Diary‎ > ‎2011‎ > ‎March‎ > ‎Lent Lectures‎ > ‎

How to get the most from reading the Bible


This lecture is also available for audio download from Spalding Baptist church
Revd John Bennett, vicar of St Mary & St Nicolas Church, extended a welcome to all who attended the evening and opened in prayer and sung worship before introducing Revd Sally Myers, of Lincoln School of Theology, and the topic of the evening’s lecture, the third in the series, How to get the Most from Reading the Bible. 
Sally encouraged us to seek God everywhere; in our lives and work as well as in the Bible.  She described the four-legged stool of Anglican theology, of which the legs denote doctrine, reason, experience and scripture.  People’s opinions naturally differ as to which is most important, but Sally recommended a balanced view, dipping into each area, to avoid standing on one leg and falling over!
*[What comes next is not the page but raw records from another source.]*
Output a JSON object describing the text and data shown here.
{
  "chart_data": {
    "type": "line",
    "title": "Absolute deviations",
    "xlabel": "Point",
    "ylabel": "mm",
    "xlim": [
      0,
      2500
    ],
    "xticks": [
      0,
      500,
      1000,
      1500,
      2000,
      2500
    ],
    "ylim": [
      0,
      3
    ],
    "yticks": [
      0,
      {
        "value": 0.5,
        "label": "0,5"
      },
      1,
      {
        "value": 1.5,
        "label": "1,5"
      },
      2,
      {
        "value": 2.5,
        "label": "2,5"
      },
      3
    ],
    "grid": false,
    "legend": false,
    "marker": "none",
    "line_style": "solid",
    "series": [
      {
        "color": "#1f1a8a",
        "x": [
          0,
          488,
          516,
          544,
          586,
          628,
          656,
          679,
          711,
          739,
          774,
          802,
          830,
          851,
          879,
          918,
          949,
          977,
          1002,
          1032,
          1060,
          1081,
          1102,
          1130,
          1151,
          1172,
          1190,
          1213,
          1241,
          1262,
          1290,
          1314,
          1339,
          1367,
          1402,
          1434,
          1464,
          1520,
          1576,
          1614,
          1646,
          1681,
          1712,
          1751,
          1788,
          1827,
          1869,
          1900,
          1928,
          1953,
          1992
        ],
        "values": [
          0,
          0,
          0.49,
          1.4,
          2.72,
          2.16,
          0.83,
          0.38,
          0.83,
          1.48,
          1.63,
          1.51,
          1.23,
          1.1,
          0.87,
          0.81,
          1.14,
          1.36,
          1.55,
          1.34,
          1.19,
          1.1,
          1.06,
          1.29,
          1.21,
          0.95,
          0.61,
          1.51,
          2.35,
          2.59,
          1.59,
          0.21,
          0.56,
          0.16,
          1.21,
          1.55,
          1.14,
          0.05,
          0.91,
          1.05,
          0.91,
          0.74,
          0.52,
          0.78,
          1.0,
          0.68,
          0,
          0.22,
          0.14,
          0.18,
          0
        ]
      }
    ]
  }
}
In considering what we can get out the Bible, Sally listed five aspects:

·          The law, as laid down by God to Moses; do we take this literally, to the letter, or figuratively?  Do we actually do no work at all on the Sabbath, or does cooking and feeding the family not count?
·          History, which can alter slightly according to who is telling it – usually written by winners!
·          Poetry, taking a sideways view, with the beauty of the Psalms and the Song of Solomon.
·          Biographies, such as Moses, David, Jesus.
·          Stories, which encompass prophesy, myth and astrology.

The source of God’s living water is, of course, prayer.  We find prayers in the Bible in the Psalms, prophets and, of course, our Lord’s Prayer, as taught by Jesus.  Thus the Bible is a rich source of prayer.

Sally set out two ways of using the Bible devotionally; one using the imagination and the other using Lectio Divina.

St Francis of Assisi brought the Bible to life and his memory lives on in art, nature, paintings and church windows.  Sally read, slowly, the parable of the paralysed man in Mark, chapter 2, showing slides to depict the story, pausing at each image for the audience to imagine being this or that character in the story, getting right inside their feelings, to truly recreate what it might have felt like to be one of the stretcher bearers; one of the throng; the owner of the house, whose roof was vandalised to let the sick man down; the man himself; the scribes, and anyone else who took our imagination.  The story was the richer and more memorable for being tackled this way.

Lectio divina was described as an ancient monastic approach, involving meditative reading.  It is a gift to be received, not devoured.  Sally emphasised the importance of a direct relationship with God – to you, through His Word.  We are to let the Word come to us; notice our reactions and what moves us.  She stated that, though simple, it is also very difficult, because we naturally race through life in the fast lane; we usually speed read, understand (maybe) and move on.  Lectio Divina is different.  We are to expect God to speak to us through our reading and we respond to God.  We are reading, not to acquire information, but to grow in wisdom and therefore, humility.  It is not for relaxation or distraction but active work focusing on God, and entails slow, repeatedly reading of a word, phrase or verse – going over and over, deeper and deeper.  The best start to Lectio Divina is prayer; then read, once, followed by slow repetition.  Meditate on the words or phrases.  Pray more; dialogue with God, letting Him heal and guide you.  Let your contemplation be a simple, loving focus on God.

Sally summed up by urging us to spend time with God in prayer, loving the Bible and gaining the living water, after which refreshments were served and lively discussion ensued about the different approaches to reading the Bible discussed and how the evening's talk might affect how we engage with reading the Bible in the future.